Für mich allerdings war dies keine Option, weil es schon wieder weiter ging in den nächsten Film. Wieder Pädophilie, wieder Sebastian Meise und Thomas Reider, diesmal allerdings kein Spiel- sondern eine Dokumentarfilm – „Outing“. Er erzählt die Geschichte eines jungen Mannes, der sich offen dazu bekennt, pädophile Neigungen zu haben, die er allerdings nicht auslebt. Es gibt viele solche Fälle in Deutschland und nun eine erste Studie dazu: die Charitè Berlin bietet Menschen mit pädophilen Neigungen ihre Hilfe an, damit diese nicht zu Tätern werden. Das Ganze läuft unter dem Namen „Kein Täter werden“.

Vier Jahre lang haben Meise und Reider Sven (so nennen sie den Protagonisten des Films) begleitet. Vier Jahre in denen sich Wohnort, Verhalten, Sprechweise des Mannes verändert haben.
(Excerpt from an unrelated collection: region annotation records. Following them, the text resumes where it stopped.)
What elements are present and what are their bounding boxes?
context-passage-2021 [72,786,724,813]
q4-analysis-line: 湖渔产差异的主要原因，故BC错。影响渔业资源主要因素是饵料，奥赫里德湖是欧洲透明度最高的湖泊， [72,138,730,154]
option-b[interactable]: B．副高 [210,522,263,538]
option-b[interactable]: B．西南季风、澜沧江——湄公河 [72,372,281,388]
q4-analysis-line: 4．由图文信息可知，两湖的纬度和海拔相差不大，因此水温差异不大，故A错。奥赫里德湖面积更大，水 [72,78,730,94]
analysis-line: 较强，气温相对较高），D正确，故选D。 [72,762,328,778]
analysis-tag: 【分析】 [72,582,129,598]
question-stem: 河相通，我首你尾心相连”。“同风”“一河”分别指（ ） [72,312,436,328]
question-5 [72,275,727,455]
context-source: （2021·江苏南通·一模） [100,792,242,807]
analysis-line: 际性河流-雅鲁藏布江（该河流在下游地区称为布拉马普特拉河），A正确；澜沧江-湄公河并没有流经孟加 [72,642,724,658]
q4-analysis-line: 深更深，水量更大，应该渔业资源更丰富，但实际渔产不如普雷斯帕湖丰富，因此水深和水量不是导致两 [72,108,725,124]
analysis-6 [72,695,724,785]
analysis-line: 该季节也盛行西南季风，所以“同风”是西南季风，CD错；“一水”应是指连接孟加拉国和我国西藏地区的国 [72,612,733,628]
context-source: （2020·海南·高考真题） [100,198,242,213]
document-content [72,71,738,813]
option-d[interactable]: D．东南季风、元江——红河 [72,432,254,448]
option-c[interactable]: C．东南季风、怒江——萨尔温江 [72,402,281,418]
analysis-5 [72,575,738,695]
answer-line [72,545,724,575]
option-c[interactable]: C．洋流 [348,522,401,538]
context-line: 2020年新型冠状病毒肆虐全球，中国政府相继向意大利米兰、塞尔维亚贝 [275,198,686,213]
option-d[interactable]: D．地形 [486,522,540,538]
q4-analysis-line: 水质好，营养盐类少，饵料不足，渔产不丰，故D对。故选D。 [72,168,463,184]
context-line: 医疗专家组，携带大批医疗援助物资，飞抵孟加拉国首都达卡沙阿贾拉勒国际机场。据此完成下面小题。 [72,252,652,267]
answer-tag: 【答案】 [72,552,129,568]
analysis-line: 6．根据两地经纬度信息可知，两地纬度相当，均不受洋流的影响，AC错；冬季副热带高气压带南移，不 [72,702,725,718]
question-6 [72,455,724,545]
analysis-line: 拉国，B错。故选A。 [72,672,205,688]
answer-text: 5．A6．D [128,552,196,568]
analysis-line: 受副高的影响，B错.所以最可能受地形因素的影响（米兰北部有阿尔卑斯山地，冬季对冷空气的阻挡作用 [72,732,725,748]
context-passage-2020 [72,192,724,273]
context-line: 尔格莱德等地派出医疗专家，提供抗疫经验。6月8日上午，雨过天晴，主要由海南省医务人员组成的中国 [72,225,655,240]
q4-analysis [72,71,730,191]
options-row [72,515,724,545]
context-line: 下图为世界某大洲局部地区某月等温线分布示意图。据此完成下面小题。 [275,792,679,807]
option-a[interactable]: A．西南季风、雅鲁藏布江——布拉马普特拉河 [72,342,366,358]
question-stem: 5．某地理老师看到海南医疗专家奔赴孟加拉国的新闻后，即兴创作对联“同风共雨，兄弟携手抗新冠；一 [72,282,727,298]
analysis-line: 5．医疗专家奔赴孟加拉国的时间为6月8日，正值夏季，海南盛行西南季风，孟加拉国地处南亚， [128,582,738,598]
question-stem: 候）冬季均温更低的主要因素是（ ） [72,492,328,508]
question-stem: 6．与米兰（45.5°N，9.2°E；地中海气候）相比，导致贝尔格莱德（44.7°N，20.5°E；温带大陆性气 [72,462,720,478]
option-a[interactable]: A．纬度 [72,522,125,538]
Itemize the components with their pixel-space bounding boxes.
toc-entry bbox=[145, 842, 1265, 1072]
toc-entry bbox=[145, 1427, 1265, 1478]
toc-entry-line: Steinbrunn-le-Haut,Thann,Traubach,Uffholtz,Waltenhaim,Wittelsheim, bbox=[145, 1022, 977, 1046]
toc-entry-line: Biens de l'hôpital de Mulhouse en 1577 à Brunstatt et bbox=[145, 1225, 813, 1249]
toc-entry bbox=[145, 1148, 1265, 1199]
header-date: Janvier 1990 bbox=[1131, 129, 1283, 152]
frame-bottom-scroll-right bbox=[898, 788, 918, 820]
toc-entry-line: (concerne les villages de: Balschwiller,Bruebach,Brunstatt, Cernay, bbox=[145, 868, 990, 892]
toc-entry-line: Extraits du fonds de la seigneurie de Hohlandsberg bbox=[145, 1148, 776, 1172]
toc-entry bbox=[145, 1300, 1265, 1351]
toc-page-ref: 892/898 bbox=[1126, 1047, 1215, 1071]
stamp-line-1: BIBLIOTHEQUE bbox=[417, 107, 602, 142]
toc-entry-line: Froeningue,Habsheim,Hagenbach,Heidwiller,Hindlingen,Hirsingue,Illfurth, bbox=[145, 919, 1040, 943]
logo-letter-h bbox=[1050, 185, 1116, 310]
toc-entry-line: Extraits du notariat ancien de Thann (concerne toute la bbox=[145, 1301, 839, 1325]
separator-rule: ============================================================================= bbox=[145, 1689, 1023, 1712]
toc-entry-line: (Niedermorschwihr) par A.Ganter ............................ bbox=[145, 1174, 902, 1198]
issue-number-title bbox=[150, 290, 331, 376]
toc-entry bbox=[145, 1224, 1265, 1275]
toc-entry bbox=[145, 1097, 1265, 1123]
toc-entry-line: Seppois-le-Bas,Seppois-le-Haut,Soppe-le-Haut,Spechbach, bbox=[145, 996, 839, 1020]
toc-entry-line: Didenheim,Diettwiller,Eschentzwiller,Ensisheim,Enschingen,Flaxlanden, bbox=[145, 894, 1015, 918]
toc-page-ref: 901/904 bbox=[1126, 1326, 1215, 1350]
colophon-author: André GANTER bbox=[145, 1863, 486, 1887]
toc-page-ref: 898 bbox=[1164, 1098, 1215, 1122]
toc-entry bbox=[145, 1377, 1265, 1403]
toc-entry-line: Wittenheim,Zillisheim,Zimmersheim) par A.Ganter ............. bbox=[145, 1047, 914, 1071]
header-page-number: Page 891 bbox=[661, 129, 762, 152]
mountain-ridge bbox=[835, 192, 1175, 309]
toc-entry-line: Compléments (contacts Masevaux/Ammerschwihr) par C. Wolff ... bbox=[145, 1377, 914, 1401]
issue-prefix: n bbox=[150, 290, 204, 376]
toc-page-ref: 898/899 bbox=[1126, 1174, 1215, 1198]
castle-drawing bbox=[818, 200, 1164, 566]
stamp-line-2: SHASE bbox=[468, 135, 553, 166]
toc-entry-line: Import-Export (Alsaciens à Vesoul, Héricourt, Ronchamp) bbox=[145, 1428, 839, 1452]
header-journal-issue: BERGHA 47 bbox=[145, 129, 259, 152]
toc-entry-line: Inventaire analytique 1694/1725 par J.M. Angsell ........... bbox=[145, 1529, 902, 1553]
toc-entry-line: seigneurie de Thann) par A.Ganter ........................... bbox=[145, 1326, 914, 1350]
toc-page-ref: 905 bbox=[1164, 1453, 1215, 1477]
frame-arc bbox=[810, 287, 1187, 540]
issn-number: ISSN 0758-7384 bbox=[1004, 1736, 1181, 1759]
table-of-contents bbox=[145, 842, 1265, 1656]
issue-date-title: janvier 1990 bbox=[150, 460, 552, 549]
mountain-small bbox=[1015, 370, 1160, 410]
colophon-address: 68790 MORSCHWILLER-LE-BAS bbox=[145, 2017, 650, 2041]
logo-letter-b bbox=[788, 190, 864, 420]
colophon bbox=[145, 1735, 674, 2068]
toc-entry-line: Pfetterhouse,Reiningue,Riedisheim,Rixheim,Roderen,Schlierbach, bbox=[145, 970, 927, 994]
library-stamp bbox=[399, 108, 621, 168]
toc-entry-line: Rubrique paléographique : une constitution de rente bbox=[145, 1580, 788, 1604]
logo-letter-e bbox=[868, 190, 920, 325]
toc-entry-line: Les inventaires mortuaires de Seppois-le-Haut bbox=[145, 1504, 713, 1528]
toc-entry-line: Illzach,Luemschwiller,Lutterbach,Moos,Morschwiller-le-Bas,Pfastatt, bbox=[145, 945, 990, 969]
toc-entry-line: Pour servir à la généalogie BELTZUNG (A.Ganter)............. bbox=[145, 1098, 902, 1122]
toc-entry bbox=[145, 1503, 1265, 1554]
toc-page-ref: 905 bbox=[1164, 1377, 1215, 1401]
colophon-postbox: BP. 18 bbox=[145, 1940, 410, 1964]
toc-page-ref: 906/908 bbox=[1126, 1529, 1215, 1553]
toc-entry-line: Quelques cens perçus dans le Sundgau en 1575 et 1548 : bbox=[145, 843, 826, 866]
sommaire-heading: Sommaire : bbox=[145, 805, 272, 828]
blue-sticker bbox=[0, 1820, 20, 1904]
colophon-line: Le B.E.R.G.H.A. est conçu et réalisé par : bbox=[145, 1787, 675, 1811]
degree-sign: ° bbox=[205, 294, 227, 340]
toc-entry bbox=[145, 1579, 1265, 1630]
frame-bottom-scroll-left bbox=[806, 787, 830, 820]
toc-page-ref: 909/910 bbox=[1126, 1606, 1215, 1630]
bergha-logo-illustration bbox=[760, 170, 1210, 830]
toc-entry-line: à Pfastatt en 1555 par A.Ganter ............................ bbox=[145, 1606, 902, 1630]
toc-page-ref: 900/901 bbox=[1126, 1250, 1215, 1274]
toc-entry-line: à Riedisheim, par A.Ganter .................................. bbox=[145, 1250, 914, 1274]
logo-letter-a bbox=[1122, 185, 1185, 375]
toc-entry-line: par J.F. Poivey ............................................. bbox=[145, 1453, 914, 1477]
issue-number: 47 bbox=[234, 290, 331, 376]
Auch nach diesem Film standen sie zum Gespräch bereit und die Fragen waren vielzählig. „Wie geht man damit um?“, „Glaubt man diesem Menschen, dass er seine moralischen Vorstellungen einhält?“, „Wie hat sich euer Leben, eure Einstellung geändert?“, solche und ähnliche Fragen galten den beiden.

Nach einer kurzen Verschnaufpause, die ich nach diesem heiklen Thema dringend nötig hatte endete der Abend mit „Qvid Tvm“ von Mara Mattuschka und Reinhard Jud. Ein etwas experimentell angehauchter Spielfilm, der von einer Vermieterin, ihrer Tochter und den unterschiedlichsten Mietern erzählt. Nach dem Film standen viele der Hauptdarsteller und die beiden Autoren zum Gespräch bereit. Ein sehr lustiges, lockeres Gespräch über Geld, Kameraführungen, Kinder,...

Nach getaner Arbeit gönne ich mir noch etwas Ruhe, ein Glas Wein und Schlaf. Und morgen, nach der Preisverleihung, werden wir sehen, was in diesem Jahr die Diagonale geprägt hat.